Drake: Thank Me Later

Music Reviews Drake
Drake: Thank Me Later

It’s difficult to manage expectations when you’ve been called the Next Big Thing in the hip-hop game for a year running. So it goes for actor-turned-rapper Drake with Thank Me Later, the debut studio album from Lil Wayne’s brightest and most visible Young Money protégé. And it’s a problem Drake created for himself, or certainly didn’t try to solve—this is the same guy who once bragged about “buzz so big I could probably sell a blank disc.”

As an artist who can sing and rap with equal zeal, he’s been aggressively courting R&B lovers and hip-hop heads with three years’ worth of high-profile mixtape releases. This, in turn, makes Thank Me Later an even more complex balancing act: pleasing his massive fanbase while trying to live up to the considerable critical hype that’s already made him just as visible as every other rap superstar of the moment.

The front end of Thank Me Later sees Drake addressing his fame head-on with a trio of barebones, confessional songs about lost love, money, women and fame—the usual notes he’s been hitting for three years now. “Fireworks” is the most interesting of these—a minimalist duet with Alicia Keys that sounds like an 808s & Heartbreak b-side. Then, with the opening strings of now-ubiquitous first single “Over,” he kicks off the album proper with a string of star-studded club bangers and sticky-sweet Autotune-fueled sex jams.

The gloriously self-indulgent “Up All Night” sees him waxing rhapsodic about his nightlife over a menacing beat while trading verses with Nicki Minaj, who ends up out-swaggering Drake: “If Drizzy say get it I’ma get it / I got the kinda money make a broke bitch bitter / I got the kinda, wait, wait, fixate / which bitch you know made a million off a mixtape?” Young Jeezy joins Drake for “Unforgettable,” smoothing out his trap-rap rasp for one of the album’s surprise highlights, and Lil Wayne drops some of his trademark stream-of-consciousness wordplay on the wistful ballad “Miss Me.”

“Light Up” is unquestionably the album’s centerpiece—Drake lays out all of his insecurities over thunderous synth drums and plaintive piano stings: “And I’m a motherfuckin’ missed target / but a target nonetheless, and I just started.” Then, Jay-Z steps in to lift Drake up by his shirt collar and play elder statesman and mentor to his charge: “Drake, here’s how they gonna come at you / with silly rap feuds, trying to distract you.”

Thank Me Later flirts with tedium thanks to Drake’s unceasing lamentations over money and fame, and the overuse of Autotune threatens to make his confessions sound plasticine and insincere. And past criticisms of his lyrical ability still ring true: he just can’t string verses together like some of his older and more experienced contemporaries, which is especially clear on an album that’s so feature-heavy. But as a crossover artist working in a medium that’s infamous for having set-in-stone genre demarcations, Drake does an admirable job of dancing across those lines and crafting an album that’s equal parts hip-hop and R&B; one that has a broad and enduring appeal.

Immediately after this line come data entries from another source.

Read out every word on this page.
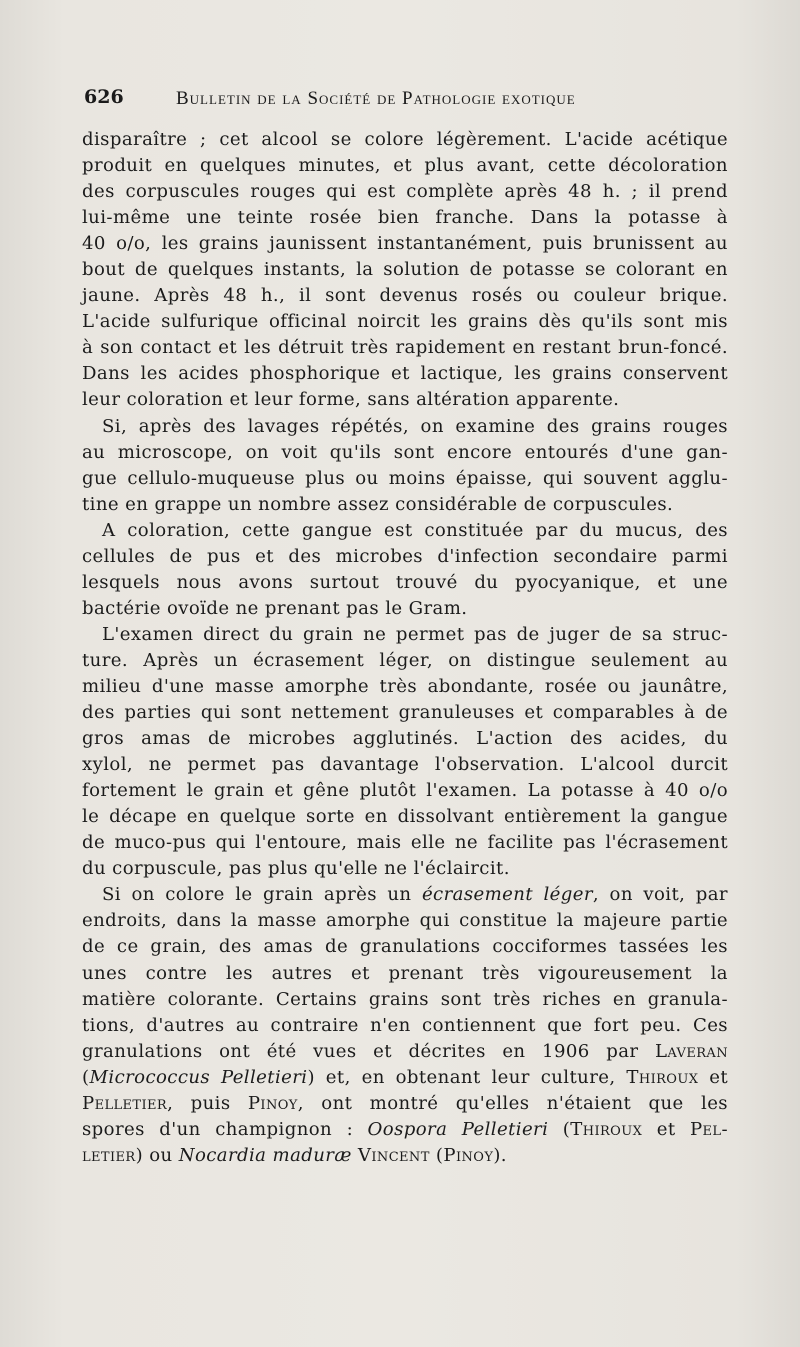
626	Bulletin de la Société de Pathologie exotique
disparaître ; cet alcool se colore légèrement. L'acide acétique
produit en quelques minutes, et plus avant, cette décoloration
des corpuscules rouges qui est complète après 48 h. ; il prend
lui-même une teinte rosée bien franche. Dans la potasse à
40 o/o, les grains jaunissent instantanément, puis brunissent au
bout de quelques instants, la solution de potasse se colorant en
jaune. Après 48 h., il sont devenus rosés ou couleur brique.
L'acide sulfurique officinal noircit les grains dès qu'ils sont mis
à son contact et les détruit très rapidement en restant brun-foncé.
Dans les acides phosphorique et lactique, les grains conservent
leur coloration et leur forme, sans altération apparente.
Si, après des lavages répétés, on examine des grains rouges
au microscope, on voit qu'ils sont encore entourés d'une gan-
gue cellulo-muqueuse plus ou moins épaisse, qui souvent agglu-
tine en grappe un nombre assez considérable de corpuscules.
A coloration, cette gangue est constituée par du mucus, des
cellules de pus et des microbes d'infection secondaire parmi
lesquels nous avons surtout trouvé du pyocyanique, et une
bactérie ovoïde ne prenant pas le Gram.
L'examen direct du grain ne permet pas de juger de sa struc-
ture. Après un écrasement léger, on distingue seulement au
milieu d'une masse amorphe très abondante, rosée ou jaunâtre,
des parties qui sont nettement granuleuses et comparables à de
gros amas de microbes agglutinés. L'action des acides, du
xylol, ne permet pas davantage l'observation. L'alcool durcit
fortement le grain et gêne plutôt l'examen. La potasse à 40 o/o
le décape en quelque sorte en dissolvant entièrement la gangue
de muco-pus qui l'entoure, mais elle ne facilite pas l'écrasement
du corpuscule, pas plus qu'elle ne l'éclaircit.
Si on colore le grain après un écrasement léger, on voit, par
endroits, dans la masse amorphe qui constitue la majeure partie
de ce grain, des amas de granulations cocciformes tassées les
unes contre les autres et prenant très vigoureusement la
matière colorante. Certains grains sont très riches en granula-
tions, d'autres au contraire n'en contiennent que fort peu. Ces
granulations ont été vues et décrites en 1906 par Laveran
(Micrococcus Pelletieri) et, en obtenant leur culture, Thiroux et
Pelletier, puis Pinoy, ont montré qu'elles n'étaient que les
spores d'un champignon : Oospora Pelletieri (Thiroux et Pel-
letier) ou Nocardia maduræ Vincent (Pinoy).
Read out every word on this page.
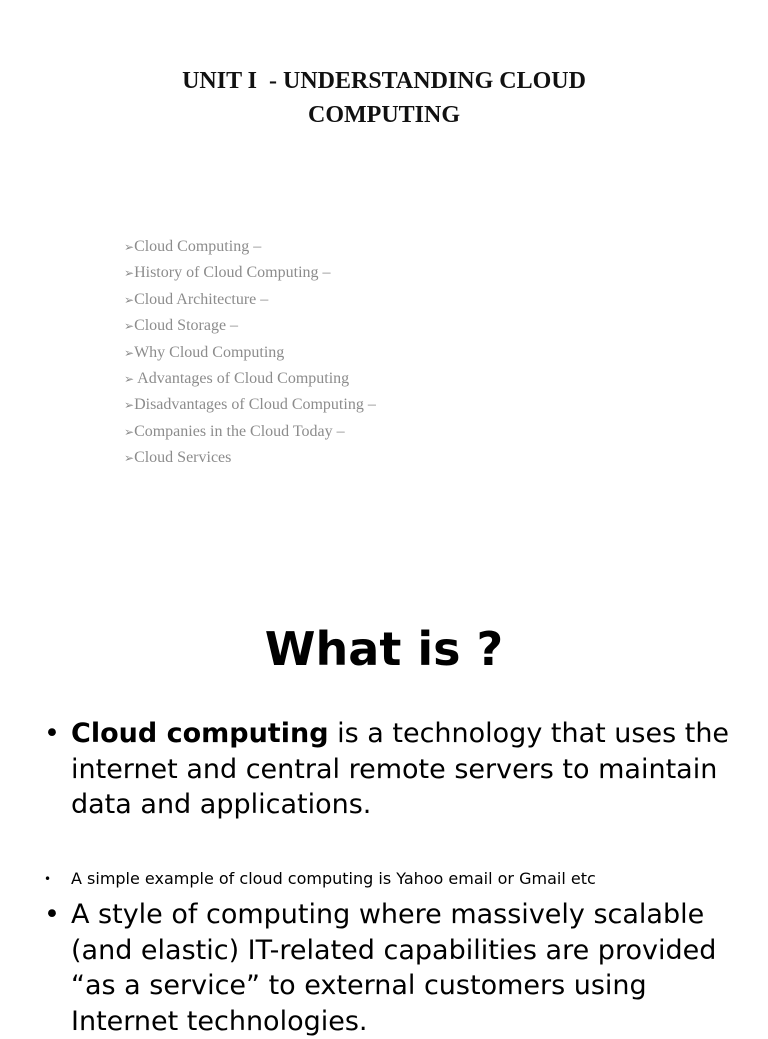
UNIT I  - UNDERSTANDING CLOUD
COMPUTING
➢Cloud Computing –
➢History of Cloud Computing –
➢Cloud Architecture –
➢Cloud Storage –
➢Why Cloud Computing
➢ Advantages of Cloud Computing
➢Disadvantages of Cloud Computing –
➢Companies in the Cloud Today –
➢Cloud Services
What is ?
• Cloud computing is a technology that uses the internet and central remote servers to maintain data and applications.
• A simple example of cloud computing is Yahoo email or Gmail etc
• A style of computing where massively scalable (and elastic) IT-related capabilities are provided “as a service” to external customers using Internet technologies.
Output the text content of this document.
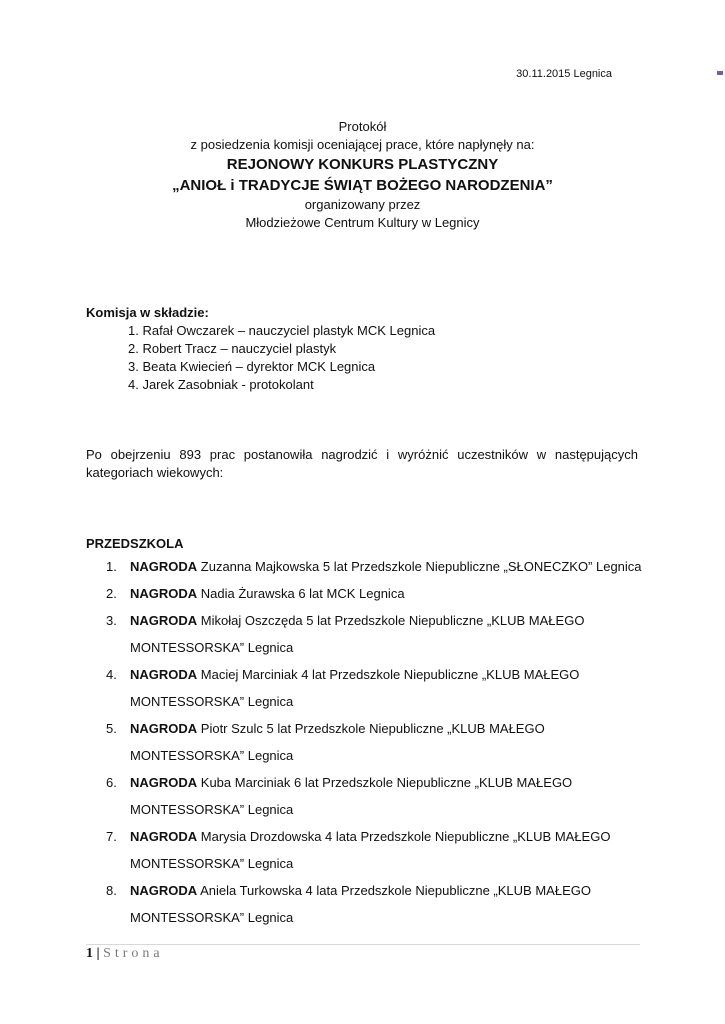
30.11.2015 Legnica
Protokół
z posiedzenia komisji oceniającej prace, które napłynęły na:
REJONOWY KONKURS PLASTYCZNY
„ANIOŁ i TRADYCJE ŚWIĄT BOŻEGO NARODZENIA”
organizowany przez
Młodzieżowe Centrum Kultury w Legnicy
Komisja w składzie:
1. Rafał Owczarek – nauczyciel plastyk MCK Legnica
2. Robert Tracz – nauczyciel plastyk
3. Beata Kwiecień – dyrektor MCK Legnica
4. Jarek Zasobniak - protokolant
Po obejrzeniu 893 prac postanowiła nagrodzić i wyróżnić uczestników w następujących kategoriach wiekowych:
PRZEDSZKOLA
1. NAGRODA Zuzanna Majkowska 5 lat Przedszkole Niepubliczne „SŁONECZKO” Legnica
2. NAGRODA Nadia Żurawska 6 lat MCK Legnica
3. NAGRODA Mikołaj Oszczęda 5 lat Przedszkole Niepubliczne „KLUB MAŁEGO MONTESSORSKA” Legnica
4. NAGRODA Maciej Marciniak 4 lat Przedszkole Niepubliczne „KLUB MAŁEGO MONTESSORSKA” Legnica
5. NAGRODA Piotr Szulc 5 lat Przedszkole Niepubliczne „KLUB MAŁEGO MONTESSORSKA” Legnica
6. NAGRODA Kuba Marciniak 6 lat Przedszkole Niepubliczne „KLUB MAŁEGO MONTESSORSKA” Legnica
7. NAGRODA Marysia Drozdowska 4 lata Przedszkole Niepubliczne „KLUB MAŁEGO MONTESSORSKA” Legnica
8. NAGRODA Aniela Turkowska 4 lata Przedszkole Niepubliczne „KLUB MAŁEGO MONTESSORSKA” Legnica
1 | Strona
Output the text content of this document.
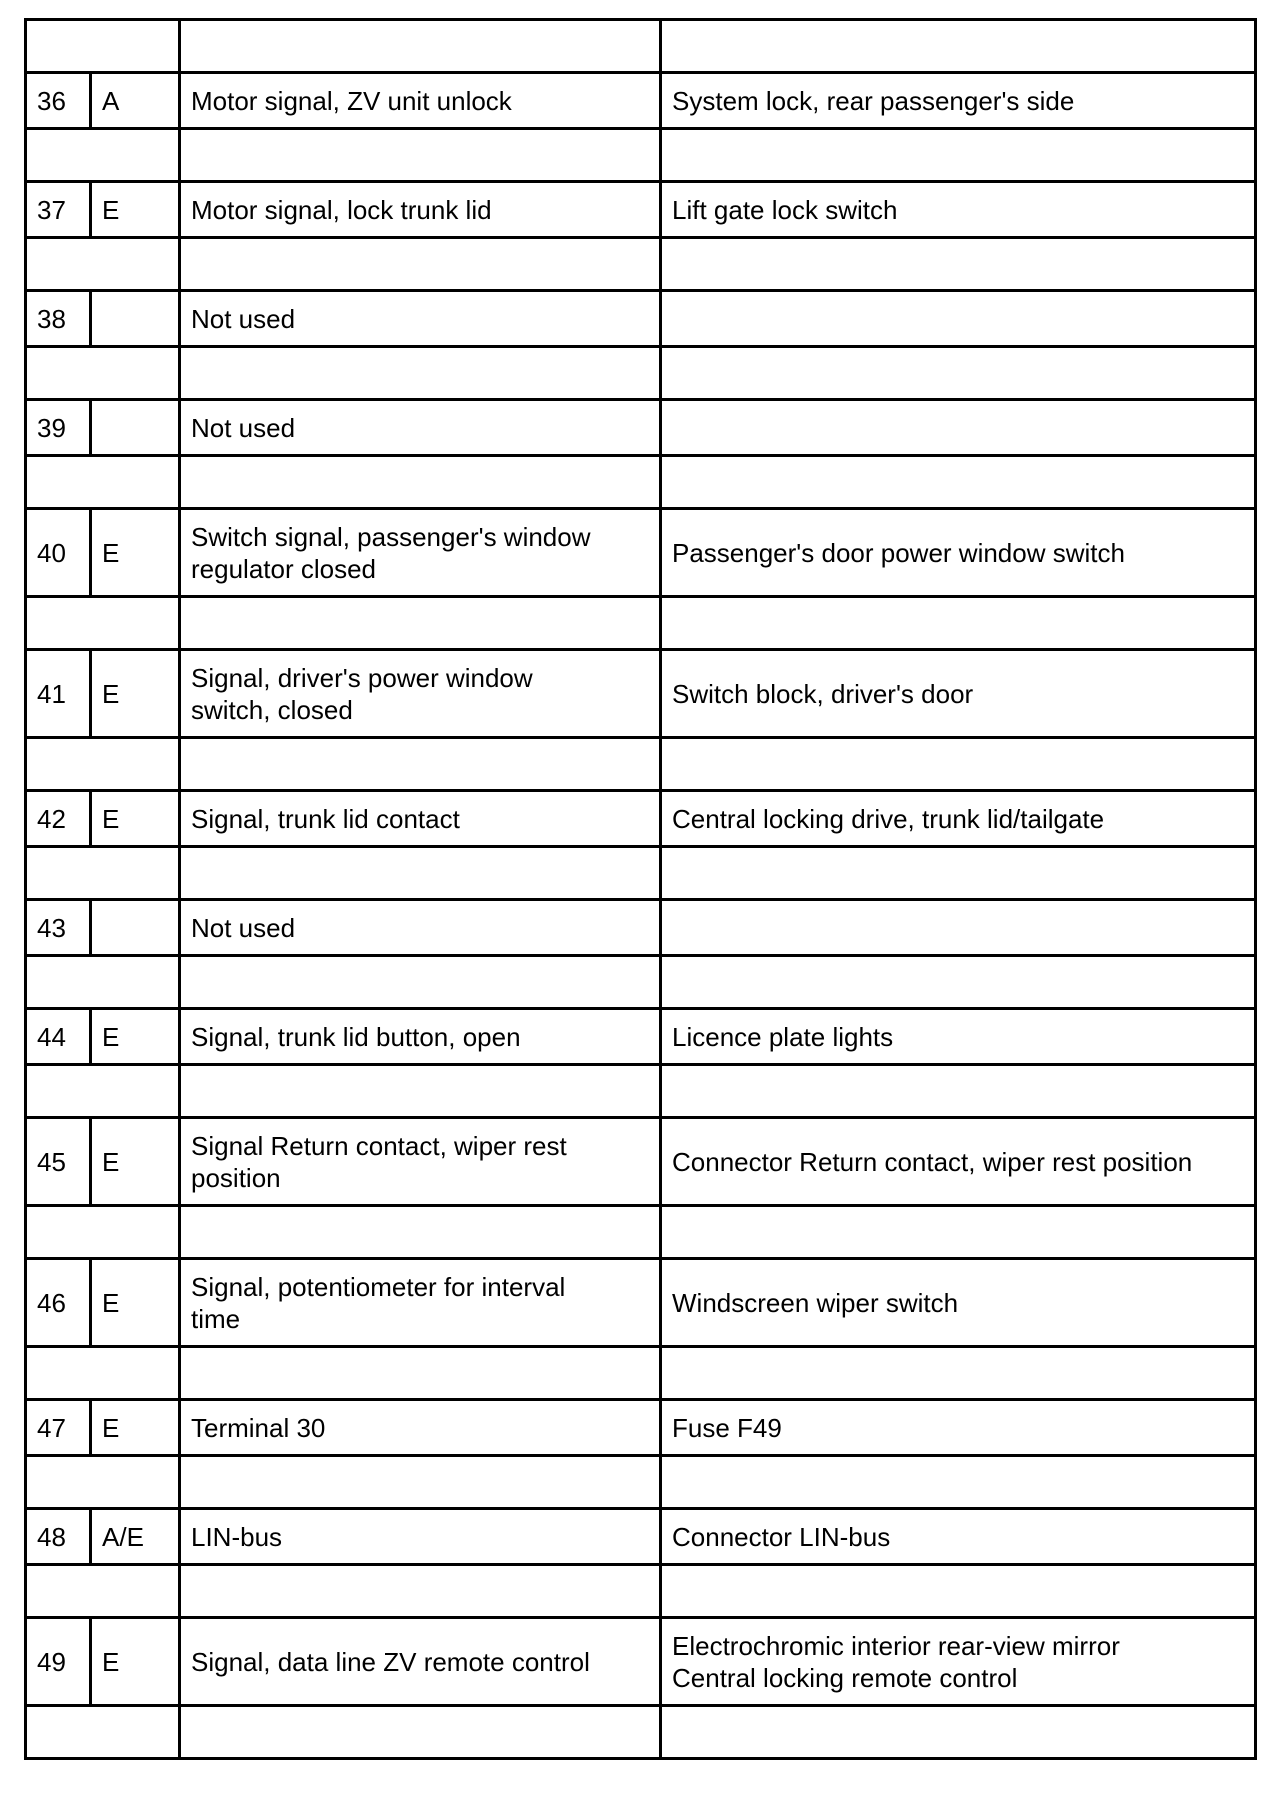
36	A	Motor signal, ZV unit unlock	System lock, rear passenger's side

37	E	Motor signal, lock trunk lid	Lift gate lock switch

38		Not used	

39		Not used	

40	E	Switch signal, passenger's window
regulator closed	Passenger's door power window switch

41	E	Signal, driver's power window
switch, closed	Switch block, driver's door

42	E	Signal, trunk lid contact	Central locking drive, trunk lid/tailgate

43		Not used	

44	E	Signal, trunk lid button, open	Licence plate lights

45	E	Signal Return contact, wiper rest
position	Connector Return contact, wiper rest position

46	E	Signal, potentiometer for interval
time	Windscreen wiper switch

47	E	Terminal 30	Fuse F49

48	A/E	LIN-bus	Connector LIN-bus

49	E	Signal, data line ZV remote control	Electrochromic interior rear-view mirror
Central locking remote control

Drake may not have been able to meet the dizzyingly high expectations for his debut, but then again, no one could have. So he did the next best thing—release a solid and consistent album that showcases his prodigious talent. Thank Me Later may not have been the game-changing release everyone was hoping for, but we now have every reason to believe that the hype will ring true on his next album.